Businesses with working at home employees need to pick the best product with the best security. Not all businesses have NAS or any know how.
Security is a selling point.
My Qnap Nas was attacked by translate recently. I have tried to scan the nas using malware remover but it gave me an error message. I have no idea what to do next.
The QNAP NAS here is pretty well segmented from anything of importance on one side and the dangers of the Internet on the other. Even so, I decided to update the firmware because of this security problem. The immediate result was more than half the computers mounting iSCSI network block devices served by the QNAP no longer do so.
I’ve been looking at error logs, web searches and more error logs since Thursday night.

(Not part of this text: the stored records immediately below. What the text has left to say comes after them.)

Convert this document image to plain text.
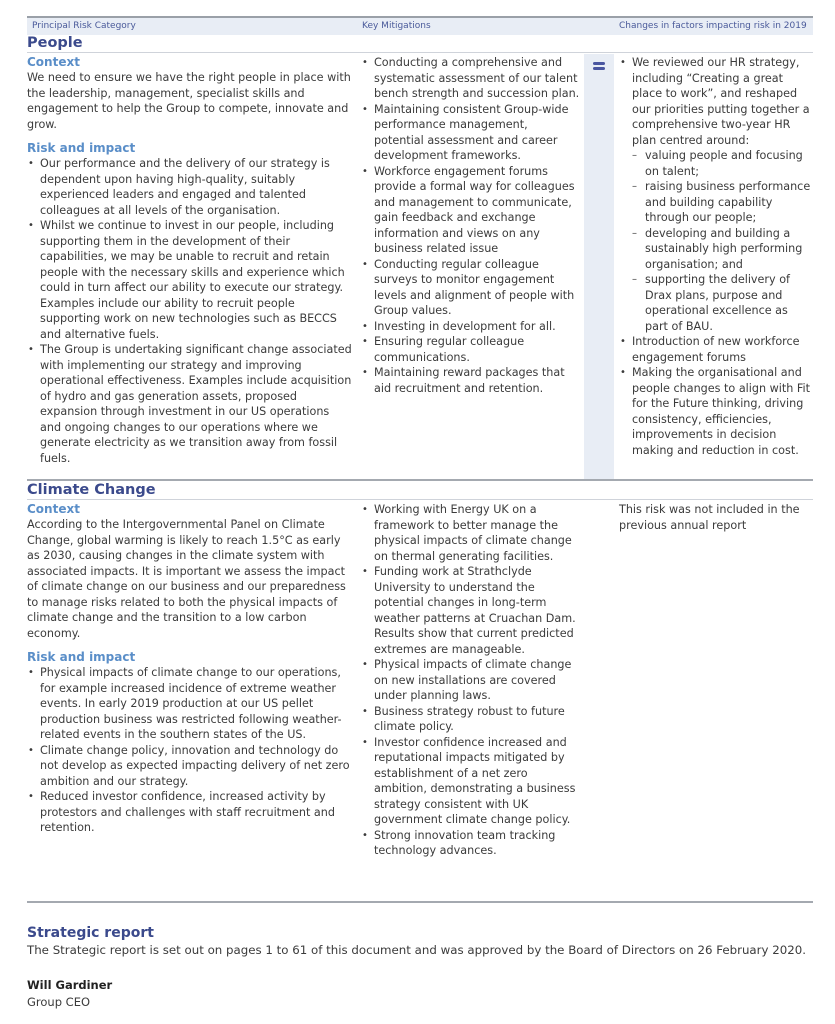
Principal Risk Category	Key Mitigations	Changes in factors impacting risk in 2019
People
Context

We need to ensure we have the right people in place with the leadership, management, specialist skills and engagement to help the Group to compete, innovate and grow.

Risk and impact
• Our performance and the delivery of our strategy is dependent upon having high-quality, suitably experienced leaders and engaged and talented colleagues at all levels of the organisation.
• Whilst we continue to invest in our people, including supporting them in the development of their capabilities, we may be unable to recruit and retain people with the necessary skills and experience which could in turn affect our ability to execute our strategy. Examples include our ability to recruit people supporting work on new technologies such as BECCS and alternative fuels.
• The Group is undertaking significant change associated with implementing our strategy and improving operational effectiveness. Examples include acquisition of hydro and gas generation assets, proposed expansion through investment in our US operations and ongoing changes to our operations where we generate electricity as we transition away from fossil fuels.
• Conducting a comprehensive and systematic assessment of our talent bench strength and succession plan.
• Maintaining consistent Group-wide performance management, potential assessment and career development frameworks.
• Workforce engagement forums provide a formal way for colleagues and management to communicate, gain feedback and exchange information and views on any business related issue
• Conducting regular colleague surveys to monitor engagement levels and alignment of people with Group values.
• Investing in development for all.
• Ensuring regular colleague communications.
• Maintaining reward packages that aid recruitment and retention.
• We reviewed our HR strategy, including “Creating a great place to work”, and reshaped our priorities putting together a comprehensive two-year HR plan centred around:
– valuing people and focusing on talent;
– raising business performance and building capability through our people;
– developing and building a sustainably high performing organisation; and
– supporting the delivery of Drax plans, purpose and operational excellence as part of BAU.
• Introduction of new workforce engagement forums
• Making the organisational and people changes to align with Fit for the Future thinking, driving consistency, efficiencies, improvements in decision making and reduction in cost.
Climate Change
Context

According to the Intergovernmental Panel on Climate Change, global warming is likely to reach 1.5°C as early as 2030, causing changes in the climate system with associated impacts. It is important we assess the impact of climate change on our business and our preparedness to manage risks related to both the physical impacts of climate change and the transition to a low carbon economy.

Risk and impact
• Physical impacts of climate change to our operations, for example increased incidence of extreme weather events. In early 2019 production at our US pellet production business was restricted following weather-related events in the southern states of the US.
• Climate change policy, innovation and technology do not develop as expected impacting delivery of net zero ambition and our strategy.
• Reduced investor confidence, increased activity by protestors and challenges with staff recruitment and retention.
• Working with Energy UK on a framework to better manage the physical impacts of climate change on thermal generating facilities.
• Funding work at Strathclyde University to understand the potential changes in long-term weather patterns at Cruachan Dam. Results show that current predicted extremes are manageable.
• Physical impacts of climate change on new installations are covered under planning laws.
• Business strategy robust to future climate policy.
• Investor confidence increased and reputational impacts mitigated by establishment of a net zero ambition, demonstrating a business strategy consistent with UK government climate change policy.
• Strong innovation team tracking technology advances.

This risk was not included in the previous annual report

Strategic report
The Strategic report is set out on pages 1 to 61 of this document and was approved by the Board of Directors on 26 February 2020.
Will Gardiner
Group CEO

Even through none of the user-land tools on the NAS are standard and everything runs with root permissions, I wouldn’t complain if it worked.
Unless something changes, my plan tomorrow is to mount the targets on one of the machines that mysteriously still connects to the QNAP and migrate the data to something standard, less fashionable and a lot more power hungry–a standard Xeon server with a bunch of disks.
It’s been an astonishing waste of time, and that’s just the update with no malware involved.
Here is a quick followup to my previous post. Downgrading to QTS 4.5.x from the newly installed 5.0.x series fixed the problem with the iSCSI targets. Fortunately, there was also an updated image for 4.5.x on the download page so hopefully the recent round of security blunders are solved in that version as well. I wonder what to do when the next round of updates come out.
How do I get this Security Counselor app? It doesn’t exist in the app center.